Continuaremos com nossa pauta concentrada em commodities, não retrocederemos nisso, mesmo porque a China é quem estará crescendo mais. Mas é preciso levar em conta que essa pauta de commodities é cada vez mais intensiva em pesquisa e desenvolvimento. A agropecuária é estreitamente relacionada com temas ambientais, e nesse campo o monitoramento é grande, com normas fitossanitárias e ambientais cada vez mais restritas. Esse talvez não seja um desafio para os grandes produtores, que acompanham e cumprem essas demandas. Mas quem acompanha o setor observa que se está sancionando o aumento da ilegalidade no campo, o que envolve desmatamento. E os estrangeiros olham muito para isso. Com as atuais tecnologias, não há como esconder isso, o monitoramento é mais forte. Portanto, temos que entender que nosso comércio é sensível, relaciona-se diretamente com recursos naturais, portanto, à questão climática. E, com a pandemia, o tema ambiental ganhou ainda mais força. Não cuidar disso, impedir que a ilegalidade aconteça, é um desafio que temos que levar a sério.

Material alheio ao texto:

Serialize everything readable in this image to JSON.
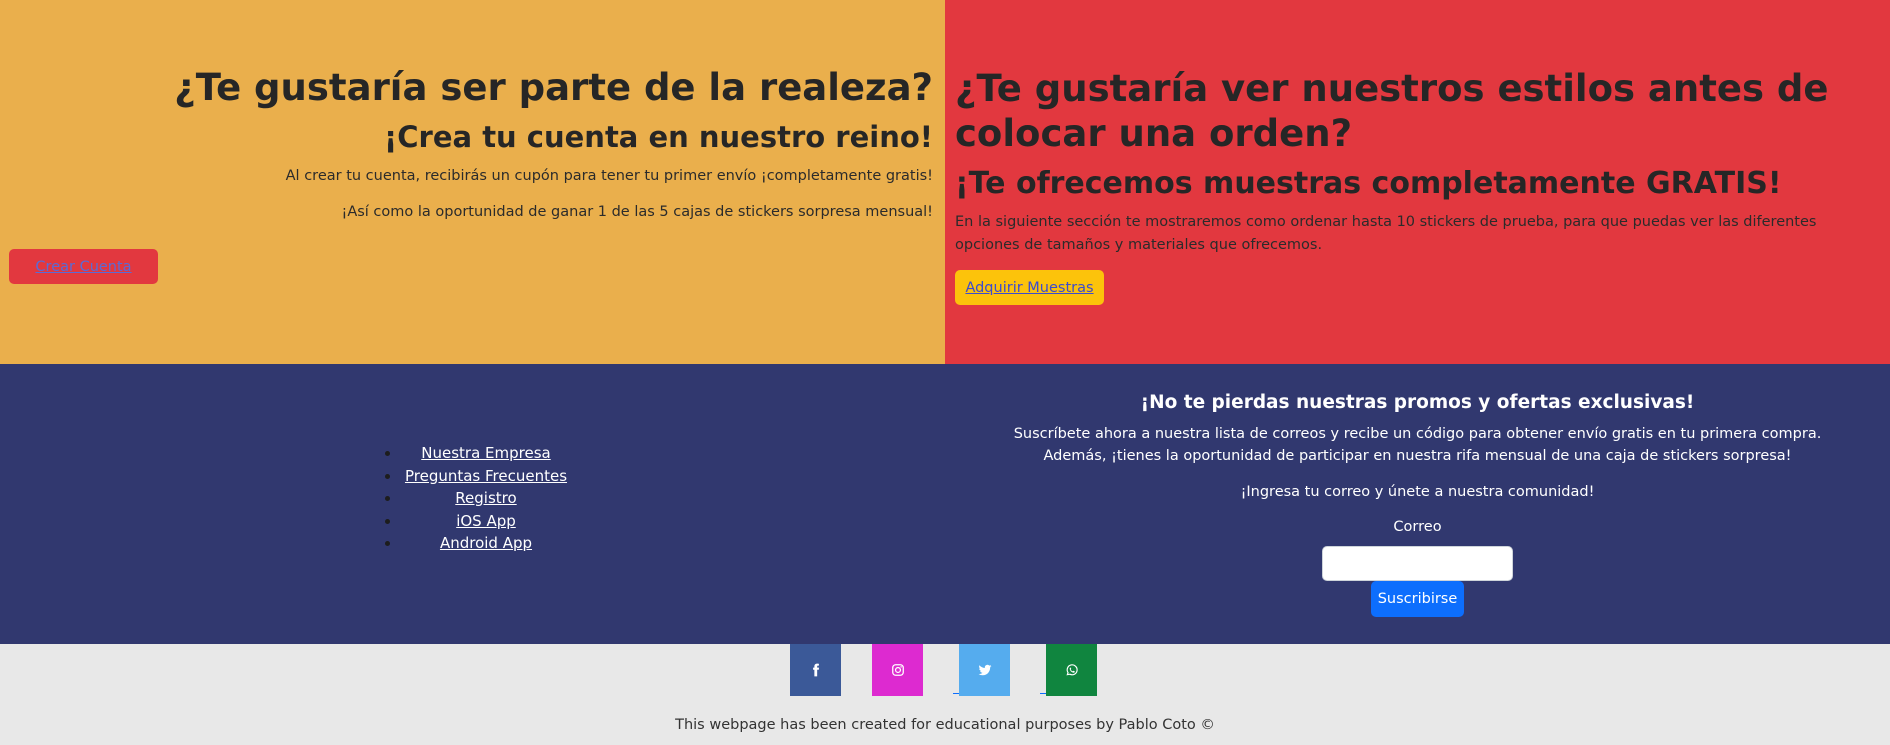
{
  "hero_left": {
    "title": "¿Te gustaría ser parte de la realeza?",
    "subtitle": "¡Crea tu cuenta en nuestro reino!",
    "line1": "Al crear tu cuenta, recibirás un cupón para tener tu primer envío ¡completamente gratis!",
    "line2": "¡Así como la oportunidad de ganar 1 de las 5 cajas de stickers sorpresa mensual!",
    "button_label": "Crear Cuenta"
  },
  "hero_right": {
    "title": "¿Te gustaría ver nuestros estilos antes de colocar una orden?",
    "subtitle": "¡Te ofrecemos muestras completamente GRATIS!",
    "description": "En la siguiente sección te mostraremos como ordenar hasta 10 stickers de prueba, para que puedas ver las diferentes opciones de tamaños y materiales que ofrecemos.",
    "button_label": "Adquirir Muestras"
  },
  "footer_links": [
    "Nuestra Empresa",
    "Preguntas Frecuentes",
    "Registro",
    "iOS App",
    "Android App"
  ],
  "newsletter": {
    "title": "¡No te pierdas nuestras promos y ofertas exclusivas!",
    "description": "Suscríbete ahora a nuestra lista de correos y recibe un código para obtener envío gratis en tu primera compra. Además, ¡tienes la oportunidad de participar en nuestra rifa mensual de una caja de stickers sorpresa!",
    "cta": "¡Ingresa tu correo y únete a nuestra comunidad!",
    "email_label": "Correo",
    "email_value": "",
    "button_label": "Suscribirse"
  },
  "social": [
    {
      "icon": "facebook-icon",
      "color": "#3b5998"
    },
    {
      "icon": "instagram-icon",
      "color": "#dd2ad0"
    },
    {
      "icon": "twitter-icon",
      "color": "#55acee"
    },
    {
      "icon": "whatsapp-icon",
      "color": "#10853f"
    }
  ],
  "credit": "This webpage has been created for educational purposes by Pablo Coto ©",
  "colors": {
    "left_bg": "#eaaf4c",
    "right_bg": "#e2383f",
    "footer_bg": "#31386f",
    "bottom_bg": "#e8e8e8",
    "subscribe_button": "#0d6efd",
    "samples_button": "#fcc30b"
  }
}
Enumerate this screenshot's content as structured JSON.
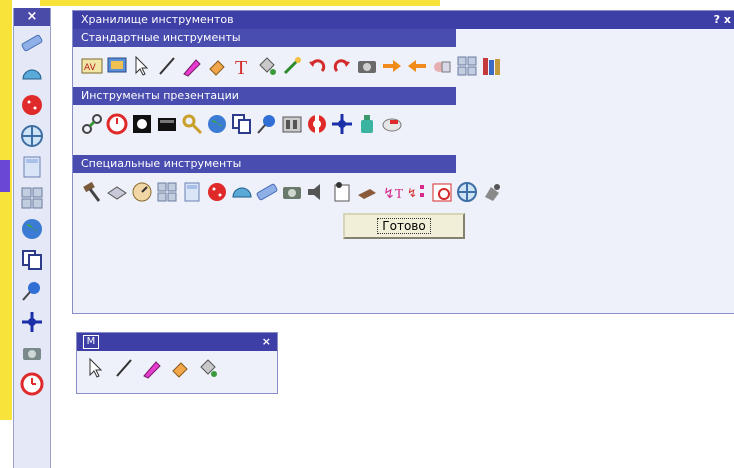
{
  "window": {
    "title": "Хранилище инструментов",
    "help_button": "?",
    "close_button": "x"
  },
  "sections": {
    "standard": {
      "title": "Стандартные инструменты"
    },
    "presentation": {
      "title": "Инструменты презентации"
    },
    "special": {
      "title": "Специальные инструменты"
    }
  },
  "done_button": "Готово",
  "side_toolbar": {
    "close": "×"
  },
  "mini_toolbar": {
    "label": "M",
    "close": "×"
  },
  "colors": {
    "title_bar": "#3e3fa6",
    "section_header": "#4a4db0",
    "panel_bg": "#eef0fa",
    "accent_yellow": "#f7e33a"
  }
}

Os outros desafios são os que conhecemos, de transformação produtiva do país para melhorar nossa produtividade. O governo tem abaixado as tarifas que pode, com a ideia de reduzir custos de produção. Mas a forma como isso tem sido feito é confusa, pois barateou-se bens de capital, mas não os insumos, e os industriais reclamam. Isso é reflexo da falta de um programa. Uma das bandeiras desse governo era a reforma tarifária, mas como não se tem conseguido emplacar isso, a coisa acontece meio recortada, embora a Secretaria de Comércio Exterior continue apostando em que conseguirão faze-la. Por isso, inclusive, tem se dedicado a negociar vários acordos comerciais, como com Canadá e Coreia do Sul, pois é uma forma de liberalização tarifária mais a longo prazo. Outro exemplo se dá no âmbito do Mercosul. Não adianta defender a flexibilização da Tarifa Externa Comum sem ter uma proposta clara de qual reforma se pretende fazer. Não sei se essa mudança seria politicamente viável, mas é um desafio para o qual é preciso um objetivo claro.

Recuperar as relações com a América do Sul, inclusive, seria algo importante para o Brasil. Com ou sem acordo, sempre demos importância à região, e agora não deveria ser diferente. É um mercado importante para o país. Frente ao esforço conjunto no combate à pandemia que vemos em outras regiões, como na África, fico impressionada como aqui não houve nada. E a força do Brasil é importante para que isso aconteça no continente. Qualquer analista estrangeiro olha para o Brasil dentro de um contexto. E nosso contexto é a América do Sul.

 


As opiniões expressas neste artigo são de responsabilidade exclusiva do autor, não refletindo necessariamente a opinião institucional da FGV.